Marcel Čermák

Personal information
- Date of birth: 25 November 1998 (age 27)
- Place of birth: Prague, Czech Republic
- Height: 1.77 m (5 ft 10 in)
- Position: Midfielder

Team information
- Current team: Teplice

Youth career
- 0000–2018: Slavia Prague

Senior career*
- Years: Team / Apps / (Gls)
- 2017–2018: → Viktoria Žižkov (loan) / 38 / (3)
- 2019–2021: Aluminij / 43 / (0)
- 2021–2022: Příbram / 35 / (2)
- 2023–2025: Dynamo České Budějovice / 67 / (6)
- 2025–2026: Dukla Prague / 48 / (7)
- 2026–: Teplice / 0 / (0)

International career
- 2015: Czech Republic U17 / 3 / (0)

= Marcel Čermák =

Czech footballer

Marcel Čermák (born 25 November 1998) is a Czech professional footballer who plays as a midfielder for Teplice.

==Career==
At the age of 17, Čermák trialed for Dutch top flight side PEC Zwolle.

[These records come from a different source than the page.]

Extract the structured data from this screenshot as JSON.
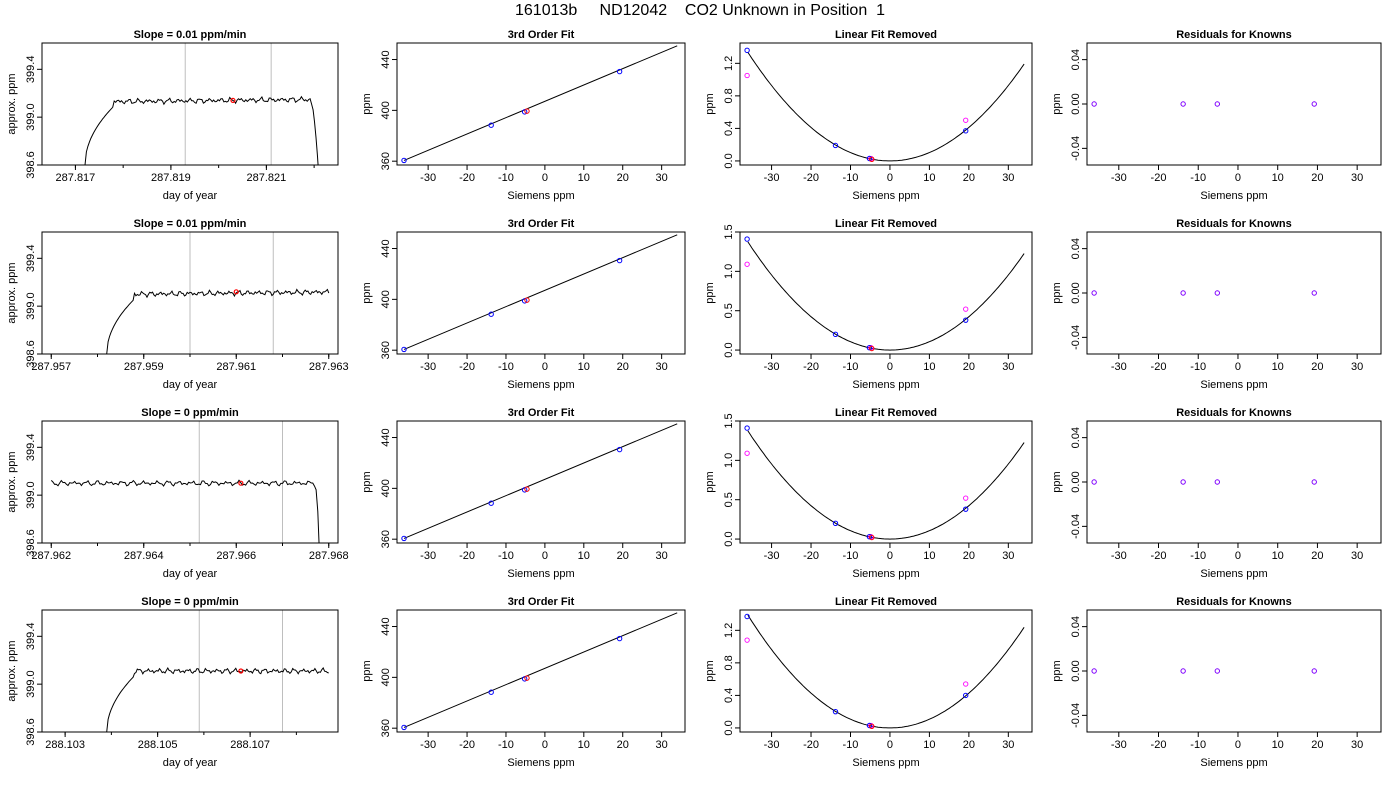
{
  "page_title": "161013b     ND12042    CO2 Unknown in Position  1",
  "colors": {
    "trace": "#000000",
    "window_lines": "#bebebe",
    "unknown_point": "#ff0000",
    "fit_point": "#0000ff",
    "raw_point": "#ff00ff",
    "residual_point": "#8000ff"
  },
  "chart_data": [
    {
      "type": "line",
      "title": "Slope =  0.01  ppm/min",
      "xlabel": "day of year",
      "ylabel": "approx. ppm",
      "xlim": [
        287.8163,
        287.8225
      ],
      "ylim": [
        398.6,
        399.62
      ],
      "xticks": [
        "287.817",
        "287.819",
        "287.821"
      ],
      "yticks": [
        "398.6",
        "399.0",
        "399.4"
      ],
      "grid": false,
      "window_lines_x": [
        287.8193,
        287.8211
      ],
      "profile": {
        "x_start": 287.8172,
        "x_rise_end": 287.8178,
        "x_drop_start": 287.8219,
        "x_end": 287.8221,
        "y_start": 398.6,
        "y_plateau": 399.13,
        "slope_ppm_per_day": 14.4
      },
      "marker": {
        "x": 287.8203,
        "y": 399.14
      }
    },
    {
      "type": "scatter",
      "title": "3rd Order Fit",
      "xlabel": "Siemens ppm",
      "ylabel": "ppm",
      "xlim": [
        -38,
        36
      ],
      "ylim": [
        357,
        453
      ],
      "xticks": [
        "-30",
        "-20",
        "-10",
        "0",
        "10",
        "20",
        "30"
      ],
      "yticks": [
        "360",
        "400",
        "440"
      ],
      "points": [
        {
          "x": -36.2,
          "y": 360.6
        },
        {
          "x": -13.8,
          "y": 388.3
        },
        {
          "x": -5.2,
          "y": 398.8
        },
        {
          "x": 19.2,
          "y": 430.5
        }
      ],
      "unknown": {
        "x": -4.6,
        "y": 399.4
      },
      "fit_line": [
        {
          "x": -36.2,
          "y": 360.6
        },
        {
          "x": 34.0,
          "y": 450.8
        }
      ]
    },
    {
      "type": "scatter",
      "title": "Linear Fit Removed",
      "xlabel": "Siemens ppm",
      "ylabel": "ppm",
      "xlim": [
        -38,
        36
      ],
      "ylim": [
        -0.05,
        1.45
      ],
      "xticks": [
        "-30",
        "-20",
        "-10",
        "0",
        "10",
        "20",
        "30"
      ],
      "yticks": [
        "0.0",
        "0.4",
        "0.8",
        "1.2"
      ],
      "curve_coefficient": 0.00103,
      "curve_x_range": [
        -36,
        34
      ],
      "points": [
        {
          "x": -36.2,
          "y": 1.36
        },
        {
          "x": -13.8,
          "y": 0.19
        },
        {
          "x": -5.2,
          "y": 0.03
        },
        {
          "x": 19.2,
          "y": 0.37
        }
      ],
      "raw_points": [
        {
          "x": -36.2,
          "y": 1.05
        },
        {
          "x": 19.2,
          "y": 0.5
        },
        {
          "x": -4.8,
          "y": 0.03
        }
      ],
      "unknown": {
        "x": -4.6,
        "y": 0.02
      }
    },
    {
      "type": "scatter",
      "title": "Residuals for Knowns",
      "xlabel": "Siemens ppm",
      "ylabel": "ppm",
      "xlim": [
        -38,
        36
      ],
      "ylim": [
        -0.055,
        0.055
      ],
      "xticks": [
        "-30",
        "-20",
        "-10",
        "0",
        "10",
        "20",
        "30"
      ],
      "yticks": [
        "-0.04",
        "0.00",
        "0.04"
      ],
      "points": [
        {
          "x": -36.2,
          "y": 0.0
        },
        {
          "x": -13.8,
          "y": 0.0
        },
        {
          "x": -5.2,
          "y": 0.0
        },
        {
          "x": 19.2,
          "y": 0.0
        }
      ]
    },
    {
      "type": "line",
      "title": "Slope =  0.01  ppm/min",
      "xlabel": "day of year",
      "ylabel": "approx. ppm",
      "xlim": [
        287.9568,
        287.9632
      ],
      "ylim": [
        398.6,
        399.62
      ],
      "xticks": [
        "287.957",
        "287.959",
        "287.961",
        "287.963"
      ],
      "yticks": [
        "398.6",
        "399.0",
        "399.4"
      ],
      "grid": false,
      "window_lines_x": [
        287.96,
        287.9618
      ],
      "profile": {
        "x_start": 287.9582,
        "x_rise_end": 287.9588,
        "x_drop_start": null,
        "x_end": 287.963,
        "y_start": 398.6,
        "y_plateau": 399.1,
        "slope_ppm_per_day": 14.4
      },
      "marker": {
        "x": 287.961,
        "y": 399.12
      }
    },
    {
      "type": "scatter",
      "title": "3rd Order Fit",
      "xlabel": "Siemens ppm",
      "ylabel": "ppm",
      "xlim": [
        -38,
        36
      ],
      "ylim": [
        357,
        453
      ],
      "xticks": [
        "-30",
        "-20",
        "-10",
        "0",
        "10",
        "20",
        "30"
      ],
      "yticks": [
        "360",
        "400",
        "440"
      ],
      "points": [
        {
          "x": -36.2,
          "y": 360.6
        },
        {
          "x": -13.8,
          "y": 388.3
        },
        {
          "x": -5.2,
          "y": 398.8
        },
        {
          "x": 19.2,
          "y": 430.5
        }
      ],
      "unknown": {
        "x": -4.6,
        "y": 399.4
      },
      "fit_line": [
        {
          "x": -36.2,
          "y": 360.6
        },
        {
          "x": 34.0,
          "y": 450.8
        }
      ]
    },
    {
      "type": "scatter",
      "title": "Linear Fit Removed",
      "xlabel": "Siemens ppm",
      "ylabel": "ppm",
      "xlim": [
        -38,
        36
      ],
      "ylim": [
        -0.05,
        1.5
      ],
      "xticks": [
        "-30",
        "-20",
        "-10",
        "0",
        "10",
        "20",
        "30"
      ],
      "yticks": [
        "0.0",
        "0.5",
        "1.0",
        "1.5"
      ],
      "curve_coefficient": 0.00106,
      "curve_x_range": [
        -36,
        34
      ],
      "points": [
        {
          "x": -36.2,
          "y": 1.41
        },
        {
          "x": -13.8,
          "y": 0.2
        },
        {
          "x": -5.2,
          "y": 0.03
        },
        {
          "x": 19.2,
          "y": 0.38
        }
      ],
      "raw_points": [
        {
          "x": -36.2,
          "y": 1.09
        },
        {
          "x": 19.2,
          "y": 0.52
        },
        {
          "x": -4.8,
          "y": 0.03
        }
      ],
      "unknown": {
        "x": -4.6,
        "y": 0.02
      }
    },
    {
      "type": "scatter",
      "title": "Residuals for Knowns",
      "xlabel": "Siemens ppm",
      "ylabel": "ppm",
      "xlim": [
        -38,
        36
      ],
      "ylim": [
        -0.055,
        0.055
      ],
      "xticks": [
        "-30",
        "-20",
        "-10",
        "0",
        "10",
        "20",
        "30"
      ],
      "yticks": [
        "-0.04",
        "0.00",
        "0.04"
      ],
      "points": [
        {
          "x": -36.2,
          "y": 0.0
        },
        {
          "x": -13.8,
          "y": 0.0
        },
        {
          "x": -5.2,
          "y": 0.0
        },
        {
          "x": 19.2,
          "y": 0.0
        }
      ]
    },
    {
      "type": "line",
      "title": "Slope =  0  ppm/min",
      "xlabel": "day of year",
      "ylabel": "approx. ppm",
      "xlim": [
        287.9618,
        287.9682
      ],
      "ylim": [
        398.6,
        399.62
      ],
      "xticks": [
        "287.962",
        "287.964",
        "287.966",
        "287.968"
      ],
      "yticks": [
        "398.6",
        "399.0",
        "399.4"
      ],
      "grid": false,
      "window_lines_x": [
        287.9652,
        287.967
      ],
      "profile": {
        "x_start": 287.962,
        "x_rise_end": null,
        "x_drop_start": 287.9677,
        "x_end": 287.9678,
        "y_start": 399.1,
        "y_plateau": 399.1,
        "slope_ppm_per_day": 0
      },
      "marker": {
        "x": 287.9661,
        "y": 399.1
      }
    },
    {
      "type": "scatter",
      "title": "3rd Order Fit",
      "xlabel": "Siemens ppm",
      "ylabel": "ppm",
      "xlim": [
        -38,
        36
      ],
      "ylim": [
        357,
        453
      ],
      "xticks": [
        "-30",
        "-20",
        "-10",
        "0",
        "10",
        "20",
        "30"
      ],
      "yticks": [
        "360",
        "400",
        "440"
      ],
      "points": [
        {
          "x": -36.2,
          "y": 360.6
        },
        {
          "x": -13.8,
          "y": 388.3
        },
        {
          "x": -5.2,
          "y": 398.8
        },
        {
          "x": 19.2,
          "y": 430.5
        }
      ],
      "unknown": {
        "x": -4.6,
        "y": 399.4
      },
      "fit_line": [
        {
          "x": -36.2,
          "y": 360.6
        },
        {
          "x": 34.0,
          "y": 450.8
        }
      ]
    },
    {
      "type": "scatter",
      "title": "Linear Fit Removed",
      "xlabel": "Siemens ppm",
      "ylabel": "ppm",
      "xlim": [
        -38,
        36
      ],
      "ylim": [
        -0.05,
        1.5
      ],
      "xticks": [
        "-30",
        "-20",
        "-10",
        "0",
        "10",
        "20",
        "30"
      ],
      "yticks": [
        "0.0",
        "0.5",
        "1.0",
        "1.5"
      ],
      "curve_coefficient": 0.00106,
      "curve_x_range": [
        -36,
        34
      ],
      "points": [
        {
          "x": -36.2,
          "y": 1.41
        },
        {
          "x": -13.8,
          "y": 0.2
        },
        {
          "x": -5.2,
          "y": 0.03
        },
        {
          "x": 19.2,
          "y": 0.38
        }
      ],
      "raw_points": [
        {
          "x": -36.2,
          "y": 1.09
        },
        {
          "x": 19.2,
          "y": 0.52
        },
        {
          "x": -4.8,
          "y": 0.03
        }
      ],
      "unknown": {
        "x": -4.6,
        "y": 0.02
      }
    },
    {
      "type": "scatter",
      "title": "Residuals for Knowns",
      "xlabel": "Siemens ppm",
      "ylabel": "ppm",
      "xlim": [
        -38,
        36
      ],
      "ylim": [
        -0.055,
        0.055
      ],
      "xticks": [
        "-30",
        "-20",
        "-10",
        "0",
        "10",
        "20",
        "30"
      ],
      "yticks": [
        "-0.04",
        "0.00",
        "0.04"
      ],
      "points": [
        {
          "x": -36.2,
          "y": 0.0
        },
        {
          "x": -13.8,
          "y": 0.0
        },
        {
          "x": -5.2,
          "y": 0.0
        },
        {
          "x": 19.2,
          "y": 0.0
        }
      ]
    },
    {
      "type": "line",
      "title": "Slope =  0  ppm/min",
      "xlabel": "day of year",
      "ylabel": "approx. ppm",
      "xlim": [
        288.1025,
        288.1089
      ],
      "ylim": [
        398.6,
        399.62
      ],
      "xticks": [
        "288.103",
        "288.105",
        "288.107"
      ],
      "yticks": [
        "398.6",
        "399.0",
        "399.4"
      ],
      "grid": false,
      "window_lines_x": [
        288.1059,
        288.1077
      ],
      "profile": {
        "x_start": 288.1039,
        "x_rise_end": 288.1045,
        "x_drop_start": null,
        "x_end": 288.1087,
        "y_start": 398.6,
        "y_plateau": 399.11,
        "slope_ppm_per_day": 0
      },
      "marker": {
        "x": 288.1068,
        "y": 399.11
      }
    },
    {
      "type": "scatter",
      "title": "3rd Order Fit",
      "xlabel": "Siemens ppm",
      "ylabel": "ppm",
      "xlim": [
        -38,
        36
      ],
      "ylim": [
        357,
        453
      ],
      "xticks": [
        "-30",
        "-20",
        "-10",
        "0",
        "10",
        "20",
        "30"
      ],
      "yticks": [
        "360",
        "400",
        "440"
      ],
      "points": [
        {
          "x": -36.2,
          "y": 360.6
        },
        {
          "x": -13.8,
          "y": 388.3
        },
        {
          "x": -5.2,
          "y": 398.8
        },
        {
          "x": 19.2,
          "y": 430.5
        }
      ],
      "unknown": {
        "x": -4.6,
        "y": 399.4
      },
      "fit_line": [
        {
          "x": -36.2,
          "y": 360.6
        },
        {
          "x": 34.0,
          "y": 450.8
        }
      ]
    },
    {
      "type": "scatter",
      "title": "Linear Fit Removed",
      "xlabel": "Siemens ppm",
      "ylabel": "ppm",
      "xlim": [
        -38,
        36
      ],
      "ylim": [
        -0.05,
        1.45
      ],
      "xticks": [
        "-30",
        "-20",
        "-10",
        "0",
        "10",
        "20",
        "30"
      ],
      "yticks": [
        "0.0",
        "0.4",
        "0.8",
        "1.2"
      ],
      "curve_coefficient": 0.00107,
      "curve_x_range": [
        -36,
        34
      ],
      "points": [
        {
          "x": -36.2,
          "y": 1.37
        },
        {
          "x": -13.8,
          "y": 0.2
        },
        {
          "x": -5.2,
          "y": 0.03
        },
        {
          "x": 19.2,
          "y": 0.4
        }
      ],
      "raw_points": [
        {
          "x": -36.2,
          "y": 1.08
        },
        {
          "x": 19.2,
          "y": 0.54
        },
        {
          "x": -4.8,
          "y": 0.03
        }
      ],
      "unknown": {
        "x": -4.6,
        "y": 0.02
      }
    },
    {
      "type": "scatter",
      "title": "Residuals for Knowns",
      "xlabel": "Siemens ppm",
      "ylabel": "ppm",
      "xlim": [
        -38,
        36
      ],
      "ylim": [
        -0.055,
        0.055
      ],
      "xticks": [
        "-30",
        "-20",
        "-10",
        "0",
        "10",
        "20",
        "30"
      ],
      "yticks": [
        "-0.04",
        "0.00",
        "0.04"
      ],
      "points": [
        {
          "x": -36.2,
          "y": 0.0
        },
        {
          "x": -13.8,
          "y": 0.0
        },
        {
          "x": -5.2,
          "y": 0.0
        },
        {
          "x": 19.2,
          "y": 0.0
        }
      ]
    }
  ]
}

In 2017, he was sent on loan to Viktoria Žižkov in the Czech second division from the youth academy of Slavia Prague, one of the Czech Republic's most successful clubs.

In 2019, he signed for Aluminij in Slovenia.

On 2 January 2023, Čermák returned to his native Czech Republic to join Dynamo České Budějovice on a contract until June 2025.

On 16 January 2025, Čermák signed a contract with Dukla Prague until 2027.

On 30 June 2026, Čermák signed a multi-year contract with Teplice.